Edito

Dr Rajae Kettani, Chercheure au CRRA Meknès

Dr Rajae Kettani, Chercheure au CRRA Meknès

Les céréales à paille, blé et orge, sont les principales cultures vivrières au Maroc cultivées sur près de cinq millions d’hectares. Ces cultures sont attaquées par un grand nombre de ravageurs qui déprécient les rendements en limitant le potentiel de production. La mouche de Hesse est l’un des principaux ravageurs du blé dont les dégâts sont plus importants dans les régions semi-arides, là où les plantes souffrent d’avantage de stress hydrique. Economiquement, les pertes dues à la cécidomyie dans les zones arides et semi-arides du Maroc ont été quantifiées à plus de 200 millions de DH par an. Une étude économique a montré que l’investissement dans la recherche pour développer des variétés résistantes à ce ravageur génère un taux de rentabilité interne de 39 %. Des progrès considérables ont été enregistrés en matière d’amélioration génétique et de création de variétés résistantes par l’INRA. Ainsi, Quatre variétés de blé tendre résistantes à la mouche de Hesse ont été enregistrées au catalogue officiel marocain ; Saada, Massira, Aguilal et Arrihane, en plus de cinq variétés de blé dur : Irden, Marwane, Nassira, Amria, et Chaoui.

Le blé est aussi sujet à d’autres contraintes biotiques, notamment les maladies cryptogamiques qui occasionnent des pertes substantielles aussi bien en rendement qu’en qualité des grains.

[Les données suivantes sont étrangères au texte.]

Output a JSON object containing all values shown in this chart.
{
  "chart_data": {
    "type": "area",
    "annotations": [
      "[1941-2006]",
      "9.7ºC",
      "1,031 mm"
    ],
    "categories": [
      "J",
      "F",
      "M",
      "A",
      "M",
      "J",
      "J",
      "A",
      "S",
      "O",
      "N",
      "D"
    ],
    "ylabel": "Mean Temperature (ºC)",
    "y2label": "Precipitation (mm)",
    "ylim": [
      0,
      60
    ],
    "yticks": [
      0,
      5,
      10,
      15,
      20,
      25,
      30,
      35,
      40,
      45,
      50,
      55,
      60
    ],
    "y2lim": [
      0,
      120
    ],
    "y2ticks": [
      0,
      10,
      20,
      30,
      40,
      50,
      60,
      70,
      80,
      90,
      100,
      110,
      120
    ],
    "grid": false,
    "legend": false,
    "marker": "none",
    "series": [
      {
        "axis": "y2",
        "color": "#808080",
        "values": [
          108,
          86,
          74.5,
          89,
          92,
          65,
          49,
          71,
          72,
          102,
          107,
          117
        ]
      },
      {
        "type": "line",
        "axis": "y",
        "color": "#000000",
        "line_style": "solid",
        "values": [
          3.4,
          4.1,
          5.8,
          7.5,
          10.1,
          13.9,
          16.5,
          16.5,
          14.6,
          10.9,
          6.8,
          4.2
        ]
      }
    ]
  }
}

L’émergence de nouvelles races de rouille noire identifiées en Sicile, et de rouille jaune identifiées au Maroc impliquent des efforts de recherche à travers une gestion intégrée, efficiente et durable des maladies du blé : introgression préventive de nouveaux gènes de résistance, constitution d’un stock de lignées prometteuses prêtes à l’adoption et utilisation d’une stratégie intégrée de lutte contre les maladies pour assurer la durabilité de la résistance des gènes et l’efficacité des fongicides.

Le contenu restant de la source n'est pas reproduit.